Avaliando o estrago já produzido, vendo a obra de tantos anos de laboriosas investigações destruída por uma centelha, Vaz Caminha ficou estúpido, com os olhos pasmos e o movimento paralisado. Seguia o progresso da chama sem força nem vontade de extingui-la.

De que lhe servia que apagasse? Não estava sua obra já destruída, e com ela consumida a melhor porção de sua alma? Que ficava ele fazendo na terra depois que seu espírito, ali apurado com tanto afã, se partisse dela?

O incêndio propagou-se com rapidez. De repente Vaz Caminha recordou-se do testamento de Dulce a favor de Estácio. Ainda o tinha no bolso; era preciso salvá-lo para que chegasse às mãos do mancebo. Correu à porta, mas já o fogo a invadira de modo que não a pôde atravessar, refugiou-se então em um canto menos fustigado das labaredas.

A esse tempo era o incêndio senhor do edifício; o povo se aglomerava em torno, mas como sempre sucede, na falta de uma iniciativa, perdia-se o tempo em hesitações.

Reconhecendo que o fogo era na casa de seu velho mestre e amigo, Estácio foi presa de uma vertigem, e lançou uma pungente imprecação de angústia.

— Melhor é rir!... Já não tenho alma para sofrer!

Quis desprender dos lábios uma gargalhada convulsa, e os dentes lhe rangeram de raiva. Teve ímpetos de atirar-se contra aquela multidão que se agitava ante ele e trincar-lhe as carnes, para derramar sobre os outros essa desgraça tenaz que se lhe agarrava como uma lepra asquerosa.

Um homem veio a ele, que o avistara de longe. Era Bartolomeu Pires, o velho amigo do advogado, acorrido um dos primeiros à notícia do incêndio. Reconhecendo o mancebo, deitou-se a ele, e não só pela atração de uma dor comum; lembrou-se que pondo seus esforços à disposição de Estácio, cuja energia e decisão bem conhecia, talvez se pudesse ainda conseguir a salvação do bom doutor.

— Vinde, Sr. Estácio!... Tenho fé que chegaremos a tempo.

Foi como um impulso magnético, o que essa palavra de esperança produziu no mancebo; precipitou-se avante seguido pelo mestre de capela até a janela do edifício. Daí lançaram o olhar ansiado para a cratera de chamas que borbulhava dentro; um grito áspero de dor rompeu do seio de ambos.

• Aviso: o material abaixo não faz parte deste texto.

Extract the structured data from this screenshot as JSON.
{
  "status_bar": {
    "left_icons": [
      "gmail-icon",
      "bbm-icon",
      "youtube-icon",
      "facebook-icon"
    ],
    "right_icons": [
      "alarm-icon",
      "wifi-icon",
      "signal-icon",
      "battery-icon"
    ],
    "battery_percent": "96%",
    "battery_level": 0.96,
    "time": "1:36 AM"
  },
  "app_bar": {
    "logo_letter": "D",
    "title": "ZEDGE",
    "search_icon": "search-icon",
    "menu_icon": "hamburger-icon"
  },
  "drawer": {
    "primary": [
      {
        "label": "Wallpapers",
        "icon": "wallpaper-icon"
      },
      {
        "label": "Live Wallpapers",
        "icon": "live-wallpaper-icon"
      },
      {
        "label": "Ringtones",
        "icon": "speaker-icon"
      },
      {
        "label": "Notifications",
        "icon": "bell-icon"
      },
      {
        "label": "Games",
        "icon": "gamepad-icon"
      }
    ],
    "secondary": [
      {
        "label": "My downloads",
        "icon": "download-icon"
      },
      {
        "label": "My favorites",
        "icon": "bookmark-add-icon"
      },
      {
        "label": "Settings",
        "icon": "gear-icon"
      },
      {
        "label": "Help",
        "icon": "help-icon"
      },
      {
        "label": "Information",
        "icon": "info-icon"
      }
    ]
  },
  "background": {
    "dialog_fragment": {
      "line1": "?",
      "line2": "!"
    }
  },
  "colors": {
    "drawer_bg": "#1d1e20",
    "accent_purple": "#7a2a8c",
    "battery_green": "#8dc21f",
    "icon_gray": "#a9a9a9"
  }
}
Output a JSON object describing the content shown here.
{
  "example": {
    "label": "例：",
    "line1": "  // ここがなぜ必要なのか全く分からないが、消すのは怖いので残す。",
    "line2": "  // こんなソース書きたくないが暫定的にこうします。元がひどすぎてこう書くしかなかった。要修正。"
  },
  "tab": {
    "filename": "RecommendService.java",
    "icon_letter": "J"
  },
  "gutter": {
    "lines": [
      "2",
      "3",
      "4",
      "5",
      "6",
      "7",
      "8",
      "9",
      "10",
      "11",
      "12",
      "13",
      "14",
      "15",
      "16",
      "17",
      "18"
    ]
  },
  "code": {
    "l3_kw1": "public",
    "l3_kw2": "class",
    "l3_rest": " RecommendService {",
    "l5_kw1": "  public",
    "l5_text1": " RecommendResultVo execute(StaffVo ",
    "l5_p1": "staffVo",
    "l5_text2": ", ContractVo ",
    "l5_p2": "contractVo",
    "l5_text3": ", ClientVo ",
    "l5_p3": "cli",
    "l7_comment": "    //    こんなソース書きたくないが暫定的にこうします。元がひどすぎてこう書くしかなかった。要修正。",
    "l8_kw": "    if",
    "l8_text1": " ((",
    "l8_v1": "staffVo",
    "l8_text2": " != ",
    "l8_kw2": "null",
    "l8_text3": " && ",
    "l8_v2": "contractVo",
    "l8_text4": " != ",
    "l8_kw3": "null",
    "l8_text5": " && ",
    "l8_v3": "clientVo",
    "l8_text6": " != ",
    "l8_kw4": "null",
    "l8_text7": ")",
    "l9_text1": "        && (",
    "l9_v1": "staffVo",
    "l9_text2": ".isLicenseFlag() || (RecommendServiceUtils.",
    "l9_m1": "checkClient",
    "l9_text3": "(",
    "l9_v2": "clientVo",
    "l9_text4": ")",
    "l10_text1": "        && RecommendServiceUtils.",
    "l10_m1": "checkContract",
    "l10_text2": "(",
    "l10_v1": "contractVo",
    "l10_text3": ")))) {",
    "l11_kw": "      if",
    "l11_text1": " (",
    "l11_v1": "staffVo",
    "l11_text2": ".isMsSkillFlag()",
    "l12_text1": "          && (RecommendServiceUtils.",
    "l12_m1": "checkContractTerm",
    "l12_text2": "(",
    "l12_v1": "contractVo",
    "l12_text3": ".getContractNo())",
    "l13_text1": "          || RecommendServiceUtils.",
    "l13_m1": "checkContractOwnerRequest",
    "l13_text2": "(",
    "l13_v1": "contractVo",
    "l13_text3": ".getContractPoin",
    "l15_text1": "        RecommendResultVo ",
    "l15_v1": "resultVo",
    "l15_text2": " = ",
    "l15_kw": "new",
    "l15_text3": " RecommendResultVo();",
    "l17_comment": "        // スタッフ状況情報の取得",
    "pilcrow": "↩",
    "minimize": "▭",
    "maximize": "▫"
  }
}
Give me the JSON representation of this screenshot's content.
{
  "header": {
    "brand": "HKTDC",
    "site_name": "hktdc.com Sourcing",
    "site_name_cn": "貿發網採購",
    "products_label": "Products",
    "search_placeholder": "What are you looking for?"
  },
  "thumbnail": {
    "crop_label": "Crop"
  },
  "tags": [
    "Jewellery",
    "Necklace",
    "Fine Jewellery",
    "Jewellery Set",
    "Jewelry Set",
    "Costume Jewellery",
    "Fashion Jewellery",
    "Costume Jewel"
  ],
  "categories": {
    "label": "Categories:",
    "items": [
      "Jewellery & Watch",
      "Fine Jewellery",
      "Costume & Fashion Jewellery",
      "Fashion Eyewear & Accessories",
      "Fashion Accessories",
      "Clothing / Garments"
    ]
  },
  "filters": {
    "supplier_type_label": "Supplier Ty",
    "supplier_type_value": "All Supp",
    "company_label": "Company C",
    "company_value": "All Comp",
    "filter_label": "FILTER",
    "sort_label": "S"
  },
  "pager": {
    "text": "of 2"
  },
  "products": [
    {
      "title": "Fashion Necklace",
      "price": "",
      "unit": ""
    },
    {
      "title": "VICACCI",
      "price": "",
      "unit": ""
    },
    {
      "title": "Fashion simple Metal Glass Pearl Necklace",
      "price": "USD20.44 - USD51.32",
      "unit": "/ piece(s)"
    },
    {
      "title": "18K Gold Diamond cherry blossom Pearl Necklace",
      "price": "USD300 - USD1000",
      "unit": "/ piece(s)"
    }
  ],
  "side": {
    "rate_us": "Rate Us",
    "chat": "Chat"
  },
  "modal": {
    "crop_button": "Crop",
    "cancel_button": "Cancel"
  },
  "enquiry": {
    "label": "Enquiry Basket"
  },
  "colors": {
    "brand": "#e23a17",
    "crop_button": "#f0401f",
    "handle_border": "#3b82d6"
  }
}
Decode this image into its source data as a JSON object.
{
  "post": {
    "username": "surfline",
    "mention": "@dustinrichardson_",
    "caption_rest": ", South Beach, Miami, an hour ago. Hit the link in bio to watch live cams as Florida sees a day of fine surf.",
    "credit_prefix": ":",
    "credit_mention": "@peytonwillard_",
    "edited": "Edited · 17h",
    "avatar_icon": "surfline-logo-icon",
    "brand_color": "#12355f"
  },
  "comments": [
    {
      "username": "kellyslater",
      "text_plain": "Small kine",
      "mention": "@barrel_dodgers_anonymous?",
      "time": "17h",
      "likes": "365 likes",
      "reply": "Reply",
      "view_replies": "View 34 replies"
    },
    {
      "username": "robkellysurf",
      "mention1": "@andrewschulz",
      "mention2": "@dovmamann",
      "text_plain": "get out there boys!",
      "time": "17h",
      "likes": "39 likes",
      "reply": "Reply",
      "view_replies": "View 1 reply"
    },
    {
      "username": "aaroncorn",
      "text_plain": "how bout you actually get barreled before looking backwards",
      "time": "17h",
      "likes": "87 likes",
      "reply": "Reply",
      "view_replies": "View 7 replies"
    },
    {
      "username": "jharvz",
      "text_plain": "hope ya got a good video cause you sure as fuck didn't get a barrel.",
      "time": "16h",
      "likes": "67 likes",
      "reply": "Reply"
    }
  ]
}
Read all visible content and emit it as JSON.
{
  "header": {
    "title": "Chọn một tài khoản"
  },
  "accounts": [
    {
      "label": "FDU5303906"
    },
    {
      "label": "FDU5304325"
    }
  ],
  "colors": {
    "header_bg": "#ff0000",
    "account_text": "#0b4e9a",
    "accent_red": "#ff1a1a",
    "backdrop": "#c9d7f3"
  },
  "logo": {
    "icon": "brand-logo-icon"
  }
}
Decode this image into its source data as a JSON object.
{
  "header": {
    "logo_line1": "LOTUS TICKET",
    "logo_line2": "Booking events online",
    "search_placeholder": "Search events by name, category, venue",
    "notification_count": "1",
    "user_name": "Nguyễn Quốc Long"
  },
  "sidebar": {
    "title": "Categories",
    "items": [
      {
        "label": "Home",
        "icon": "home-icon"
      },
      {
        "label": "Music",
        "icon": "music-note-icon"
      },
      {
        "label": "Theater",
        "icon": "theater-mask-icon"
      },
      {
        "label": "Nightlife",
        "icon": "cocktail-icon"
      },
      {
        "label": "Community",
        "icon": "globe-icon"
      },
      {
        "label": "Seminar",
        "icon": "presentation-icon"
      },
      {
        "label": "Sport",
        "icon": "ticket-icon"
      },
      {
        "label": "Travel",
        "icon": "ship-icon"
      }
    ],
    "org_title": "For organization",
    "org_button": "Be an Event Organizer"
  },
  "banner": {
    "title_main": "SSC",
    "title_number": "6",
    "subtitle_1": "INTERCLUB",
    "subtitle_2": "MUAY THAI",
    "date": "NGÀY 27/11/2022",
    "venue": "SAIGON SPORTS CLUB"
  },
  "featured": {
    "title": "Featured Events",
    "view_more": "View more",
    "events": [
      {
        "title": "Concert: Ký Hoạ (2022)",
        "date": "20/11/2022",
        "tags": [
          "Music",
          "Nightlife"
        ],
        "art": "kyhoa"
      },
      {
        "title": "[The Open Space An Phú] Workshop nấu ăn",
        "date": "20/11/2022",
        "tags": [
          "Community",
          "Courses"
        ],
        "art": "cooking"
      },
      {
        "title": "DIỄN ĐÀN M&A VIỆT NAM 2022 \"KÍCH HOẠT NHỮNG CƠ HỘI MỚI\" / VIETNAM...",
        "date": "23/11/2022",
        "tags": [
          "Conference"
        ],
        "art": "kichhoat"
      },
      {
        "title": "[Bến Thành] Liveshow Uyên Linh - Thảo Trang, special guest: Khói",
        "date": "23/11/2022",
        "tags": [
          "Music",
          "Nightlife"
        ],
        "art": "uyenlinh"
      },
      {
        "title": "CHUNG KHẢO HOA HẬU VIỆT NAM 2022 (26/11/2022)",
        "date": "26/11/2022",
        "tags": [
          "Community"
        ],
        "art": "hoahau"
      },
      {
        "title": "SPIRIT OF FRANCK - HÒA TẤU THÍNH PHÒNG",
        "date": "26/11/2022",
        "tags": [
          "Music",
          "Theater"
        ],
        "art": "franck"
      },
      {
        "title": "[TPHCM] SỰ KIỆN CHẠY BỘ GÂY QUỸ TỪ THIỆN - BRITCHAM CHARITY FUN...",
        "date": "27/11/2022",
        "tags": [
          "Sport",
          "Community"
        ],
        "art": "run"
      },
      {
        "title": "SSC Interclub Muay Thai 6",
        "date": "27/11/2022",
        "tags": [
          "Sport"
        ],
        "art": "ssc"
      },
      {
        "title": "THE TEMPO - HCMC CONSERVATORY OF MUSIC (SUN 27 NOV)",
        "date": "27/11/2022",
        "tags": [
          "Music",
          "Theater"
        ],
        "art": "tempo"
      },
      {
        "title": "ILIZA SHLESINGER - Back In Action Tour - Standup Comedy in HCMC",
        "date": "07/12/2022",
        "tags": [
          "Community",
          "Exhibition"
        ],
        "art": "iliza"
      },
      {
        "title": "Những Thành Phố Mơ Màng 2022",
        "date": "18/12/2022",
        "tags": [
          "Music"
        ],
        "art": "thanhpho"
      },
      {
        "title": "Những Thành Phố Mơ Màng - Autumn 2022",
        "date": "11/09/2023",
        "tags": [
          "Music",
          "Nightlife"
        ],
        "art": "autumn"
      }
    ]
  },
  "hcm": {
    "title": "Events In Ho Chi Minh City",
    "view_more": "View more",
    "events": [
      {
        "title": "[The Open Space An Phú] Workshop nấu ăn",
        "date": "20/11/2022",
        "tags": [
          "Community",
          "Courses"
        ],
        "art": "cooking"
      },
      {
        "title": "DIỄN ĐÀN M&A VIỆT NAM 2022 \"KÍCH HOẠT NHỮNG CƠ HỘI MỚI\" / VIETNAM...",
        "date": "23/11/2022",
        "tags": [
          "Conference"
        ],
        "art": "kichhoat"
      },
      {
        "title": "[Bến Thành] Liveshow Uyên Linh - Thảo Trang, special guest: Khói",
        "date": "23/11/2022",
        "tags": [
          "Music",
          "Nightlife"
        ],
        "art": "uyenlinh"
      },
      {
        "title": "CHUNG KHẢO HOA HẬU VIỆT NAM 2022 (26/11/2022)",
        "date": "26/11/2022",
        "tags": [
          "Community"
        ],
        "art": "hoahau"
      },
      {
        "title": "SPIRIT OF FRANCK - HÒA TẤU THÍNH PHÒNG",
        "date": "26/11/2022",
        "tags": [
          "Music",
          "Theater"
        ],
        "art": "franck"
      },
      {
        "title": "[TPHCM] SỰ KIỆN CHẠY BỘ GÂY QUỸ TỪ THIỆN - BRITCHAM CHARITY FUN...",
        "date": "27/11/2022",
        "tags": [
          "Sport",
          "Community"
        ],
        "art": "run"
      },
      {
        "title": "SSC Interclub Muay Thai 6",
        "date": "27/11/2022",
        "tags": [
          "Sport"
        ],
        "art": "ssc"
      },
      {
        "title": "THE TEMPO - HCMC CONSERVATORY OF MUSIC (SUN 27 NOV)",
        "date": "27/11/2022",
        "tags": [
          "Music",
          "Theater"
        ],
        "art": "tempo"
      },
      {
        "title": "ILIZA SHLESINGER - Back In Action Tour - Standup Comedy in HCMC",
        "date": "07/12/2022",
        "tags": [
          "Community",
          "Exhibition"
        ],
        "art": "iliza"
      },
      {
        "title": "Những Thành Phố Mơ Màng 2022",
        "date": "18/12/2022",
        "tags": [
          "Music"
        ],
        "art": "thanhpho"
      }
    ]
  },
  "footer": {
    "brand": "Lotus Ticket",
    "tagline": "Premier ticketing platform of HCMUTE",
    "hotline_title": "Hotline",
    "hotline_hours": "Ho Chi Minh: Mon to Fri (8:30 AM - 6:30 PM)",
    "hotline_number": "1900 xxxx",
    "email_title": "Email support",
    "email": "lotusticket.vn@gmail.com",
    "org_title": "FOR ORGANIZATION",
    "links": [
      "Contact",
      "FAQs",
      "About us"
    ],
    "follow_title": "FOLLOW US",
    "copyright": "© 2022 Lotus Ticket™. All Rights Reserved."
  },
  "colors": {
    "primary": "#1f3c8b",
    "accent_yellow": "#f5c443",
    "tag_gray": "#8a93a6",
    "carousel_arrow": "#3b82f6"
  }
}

No fundo do aposento já completamente invadido pelas chamas, via-se a estátua de Vaz Caminha em uma atitude eloquente e sublime. O velho erguia acima da cabeça a destra que segurava o testamento de Dulce, tentando salvá-lo em derradeiro esforço. Seus olhos cheios de angústia envolviam o papel que a chama enegrecia; impassível às torturas que sofria seu corpo já meio devorado pelo fogo, ele só lembrava-se nesse instante de salvar a herança do filho amado. Sua sensibilidade estava naquele papel mais que na sua própria carne.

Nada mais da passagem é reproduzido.